Wrinkle Cream ‘Risk-Free Trial' Costs Woman Hundreds

The ad on Facebook promised a face cream that would erase wrinkles, but some say the company behind the cream cost them hundreds of dollars in pricey products they never ordered

Scrolling around on Facebook one day last December, 85-year old Leota Ball says she saw an ad that caught her eye. What seemed like a good idea that day, ended up costing the Batavia woman hundreds of dollars.

“Like a dummy, I clicked it,” she told NBC5 Responds. “And I knew better.”

The hook was for skin products called “Infinite Allure’ and “Youthful Radiance” that promised to erase years of wrinkles. The bait? A face she knows and trusts.

“It was Dr. Oz!” Leota said.

That implied endorsement made her feel better about agreeing to a $4.95 “risk-free trial” for the face cream and serum, she says. So she agreed to the minimal cost.

“I thought, ‘I can afford that,’” Leota said. But much to her shock, she says, her credit card was billed for much more than just shipping. Within a month and a half, she was shipped two boxes of the face cream bottles, and hit for more than $340. Each bottle carried around an $80 charge.

“I called them and told them I didn’t order two,” she explained. “And they said, ‘Oh, yes, you did!’ And I said, ‘Why would I want two?’”

With her monthly spending money at $70, Leota said she tried to tell the company behind the ad that they’d made a mistake.

“When you call and talk to them, they aren’t nice to you at all,” she told NBC5 Responds.

Leota isn’t alone. Through a Freedom of Information request, NBC5 Responds learned the Federal Trade Commission recently received two dozen similar complaints. Consumers from across the county told the FTC they, too, agreed to pay $4.95 shipping fees to the South Carolina-based company, only to be gouged for “astronomical” fees. Many of them reported they also tried to get refunds to no avail.

When we called the company, which bills under the names “Try Healthy Now” and “Clear One Health,” representatives first told us they could not speak to NBC5 without Leota’s permission. Later, a manager told us the company’s ad clearly discloses a 14-day trial period, followed by an auto-pay subscription that ships two bottles at a time to customers, for fees of $81 and $84, respectively. Leota and other customers say they never saw those disclaimers.

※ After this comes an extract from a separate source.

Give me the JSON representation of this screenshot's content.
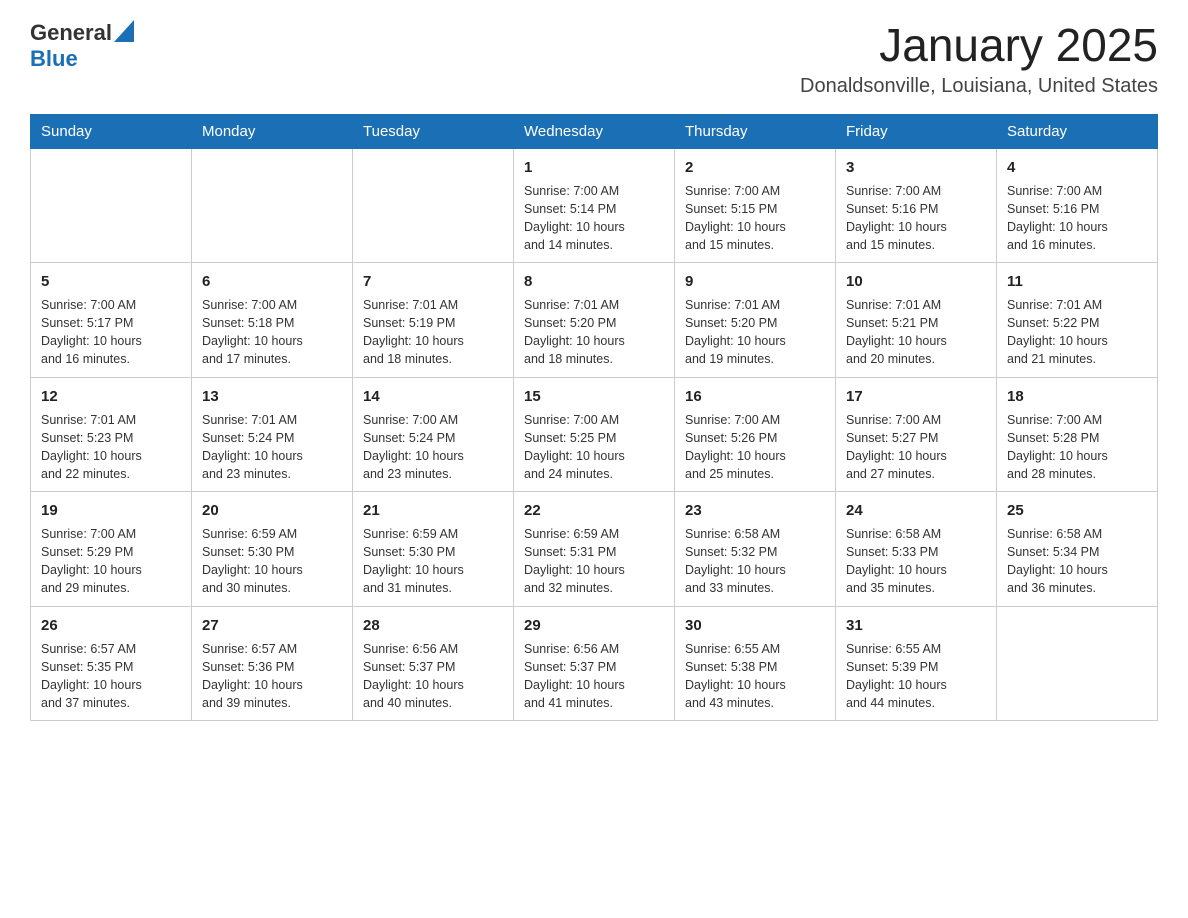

When the company offered to refund only one-half of one month’s fee to Leota, NBC5 Responds went in a different direction. We called her credit card issuer Citi, and after explaining the situation—representatives of Citi reached out directly to Leota. She says all the fees connected to this transaction were wiped off her bill, much to her relief.

She also said she wanted more than just her money back—she wants to get the word out about this scheme.

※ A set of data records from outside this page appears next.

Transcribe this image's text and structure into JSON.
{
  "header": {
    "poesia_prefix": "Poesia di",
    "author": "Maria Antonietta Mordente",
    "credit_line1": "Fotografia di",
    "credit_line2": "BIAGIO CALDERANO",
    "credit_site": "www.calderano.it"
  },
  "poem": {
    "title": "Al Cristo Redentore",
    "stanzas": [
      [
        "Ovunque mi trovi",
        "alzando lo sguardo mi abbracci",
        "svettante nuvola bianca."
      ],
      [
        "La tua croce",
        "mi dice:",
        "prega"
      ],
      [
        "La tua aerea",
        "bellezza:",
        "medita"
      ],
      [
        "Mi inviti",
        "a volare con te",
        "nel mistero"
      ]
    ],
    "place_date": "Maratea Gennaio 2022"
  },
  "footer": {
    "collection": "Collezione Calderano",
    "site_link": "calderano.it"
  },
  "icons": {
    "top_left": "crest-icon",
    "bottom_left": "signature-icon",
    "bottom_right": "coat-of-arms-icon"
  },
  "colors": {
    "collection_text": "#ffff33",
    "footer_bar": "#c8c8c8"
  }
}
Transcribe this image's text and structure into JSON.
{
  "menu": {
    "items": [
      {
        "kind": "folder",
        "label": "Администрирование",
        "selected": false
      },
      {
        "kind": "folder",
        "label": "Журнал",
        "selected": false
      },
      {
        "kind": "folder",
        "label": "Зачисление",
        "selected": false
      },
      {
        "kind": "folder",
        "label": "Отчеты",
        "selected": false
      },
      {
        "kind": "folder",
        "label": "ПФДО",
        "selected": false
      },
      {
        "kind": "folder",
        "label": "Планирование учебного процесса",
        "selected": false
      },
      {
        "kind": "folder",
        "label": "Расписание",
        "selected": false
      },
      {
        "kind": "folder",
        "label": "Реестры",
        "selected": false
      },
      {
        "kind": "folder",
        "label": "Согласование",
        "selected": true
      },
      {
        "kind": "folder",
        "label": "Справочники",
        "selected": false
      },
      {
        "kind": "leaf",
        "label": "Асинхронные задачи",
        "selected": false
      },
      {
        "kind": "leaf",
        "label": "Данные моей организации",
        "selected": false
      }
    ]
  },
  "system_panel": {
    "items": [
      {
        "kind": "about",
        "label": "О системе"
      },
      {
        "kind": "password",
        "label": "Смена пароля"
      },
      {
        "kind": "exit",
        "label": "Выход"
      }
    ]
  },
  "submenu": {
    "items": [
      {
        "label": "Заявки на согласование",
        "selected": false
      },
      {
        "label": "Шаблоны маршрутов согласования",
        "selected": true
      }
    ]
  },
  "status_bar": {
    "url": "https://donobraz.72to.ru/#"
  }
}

“I told the company. I said, you can bank on it that I’m going to report you,” she told NBC5 Responds. “At that point I just didn’t know to who!”

The company that sells “Infinite Allure” did not respond to our repeated attempts for comment. As for Dr. Oz, a spokesperson told NBC5 that Dr. Oz does not endorse the face cream, or any other product. Oz’s representative says the doctor considers “anyone that uses his name or picture to sell products or supplements to consumers reckless and dangerous.”